The Lord now answers their prayer. In response to their question, “O Lord, why hast thou suffered us to err from thy ways, and to harden our heart from thy fear?” (JST Isa. 63:17), the Lord states they hardened their own hearts and would not listen to him when he called (65:1-7). Therefore he rejected Israel and allowed their scattering in hopes to humble them. But, the Lord will at a future time, eventually gather a remnant of the seed of scattered Israel (65:8-10; 14-16). Nonetheless, “they who forsake the Lord” will feel the full brunt of the curses associated with the broken covenant (65:11-13).
With the second coming of Jesus Christ, the whole earth will be, in essence, recreated. Article of Faith states that the earth “will be renewed and receive its paradisiacal glory.” Therefore, the Lord states that “I create new heavens and new earth.” With this re-creation of a world innocent like Eden, “the former [sins?] shall not be remembered, nor come into mind”(65:17). In the millennial day, the Lord will rejoice in a rebuilt Jerusalem and a repentant people (65:18). Yet agency still exists and in this era of righteousness, there will be those who will not follow the fulness of the gospel but will settle for a terrestrial level of living. Of this, Joseph Fielding Smith wrote, “The inhabitants of the terrestrial order will remain on the earth during the millennium, and this class is without the gospel ordinances (Doctrines of Salvation, 3:63-65; cf., Joseph Smith, Teachings of the Prophet Joseph Smith, pp. 268-269). In such a condition the person is “accursed” (65:20). Elder Smith stated: “The gospel will be taught far more intensely and with greater power during the millennium, until all the inhabitants of the earth shall embrace it. Satan shall be bound so that he cannot tempt any man. Should any man refuse to repent and accept the gospel under those conditions then he would be accursed” (Doctrines of Salvation, 3:64).
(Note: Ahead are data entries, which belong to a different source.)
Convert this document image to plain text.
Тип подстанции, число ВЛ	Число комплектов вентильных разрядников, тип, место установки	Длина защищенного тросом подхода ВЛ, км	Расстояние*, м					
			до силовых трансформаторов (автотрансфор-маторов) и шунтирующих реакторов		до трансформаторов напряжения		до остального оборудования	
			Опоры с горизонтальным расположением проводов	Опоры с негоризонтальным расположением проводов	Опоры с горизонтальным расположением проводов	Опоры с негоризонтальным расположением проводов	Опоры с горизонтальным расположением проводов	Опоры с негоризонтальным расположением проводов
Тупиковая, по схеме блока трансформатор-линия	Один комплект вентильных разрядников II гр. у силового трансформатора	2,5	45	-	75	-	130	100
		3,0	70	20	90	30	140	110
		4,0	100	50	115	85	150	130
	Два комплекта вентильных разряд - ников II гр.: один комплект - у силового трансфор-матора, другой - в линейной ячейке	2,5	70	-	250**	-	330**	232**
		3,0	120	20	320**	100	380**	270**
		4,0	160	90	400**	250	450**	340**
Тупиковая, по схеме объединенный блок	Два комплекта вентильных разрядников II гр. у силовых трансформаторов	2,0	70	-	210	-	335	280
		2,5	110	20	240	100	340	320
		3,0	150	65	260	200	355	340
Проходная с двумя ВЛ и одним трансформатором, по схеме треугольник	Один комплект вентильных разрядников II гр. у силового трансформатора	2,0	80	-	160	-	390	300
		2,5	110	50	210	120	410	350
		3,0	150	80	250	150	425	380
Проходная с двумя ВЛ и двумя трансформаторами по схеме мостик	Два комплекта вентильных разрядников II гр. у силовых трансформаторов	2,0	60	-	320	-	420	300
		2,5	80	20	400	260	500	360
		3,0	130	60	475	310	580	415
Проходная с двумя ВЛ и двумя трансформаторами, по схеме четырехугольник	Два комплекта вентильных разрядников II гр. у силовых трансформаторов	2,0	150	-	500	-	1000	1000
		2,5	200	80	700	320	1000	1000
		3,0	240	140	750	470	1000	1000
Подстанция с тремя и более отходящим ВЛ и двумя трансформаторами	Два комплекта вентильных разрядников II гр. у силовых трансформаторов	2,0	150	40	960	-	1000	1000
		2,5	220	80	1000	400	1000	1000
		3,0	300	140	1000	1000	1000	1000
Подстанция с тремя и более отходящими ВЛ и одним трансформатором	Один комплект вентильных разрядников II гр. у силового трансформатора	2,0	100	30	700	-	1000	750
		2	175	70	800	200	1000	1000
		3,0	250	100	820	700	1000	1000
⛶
The millennium will be a day of joyful bliss and peace. There will be no war, no diseases, or none of the vicissitudes that plague the present world (65:21-23). “The wolf and the lamb shall feed together, and the lion shall eat straw like the bullock: and dust shall be the serpent’s meat. They shall not hurt nor destroy in all my holy mountain, saith the LORD” (65:25). Unlike the mortal world we live in, one of the most remarkable aspects of the millennium is that the Lord will bless his people before they ask (65:24).
We are fortunate to be living in the second phase of the gathering of Israel. We are witnessing a miracle greater than we can imagine. But for the gathering to succeed, we must not repeat the sins of our progenitors who, because of their transgressions, were scattered among the nations of the world. We must examine our lives and see if we have any rebellion in us. We must always live the words of the prophets and forsake the ways of the world. If not, we may find ourselves, like ancient Israel, once again scattered from the flock of the Lord’s people.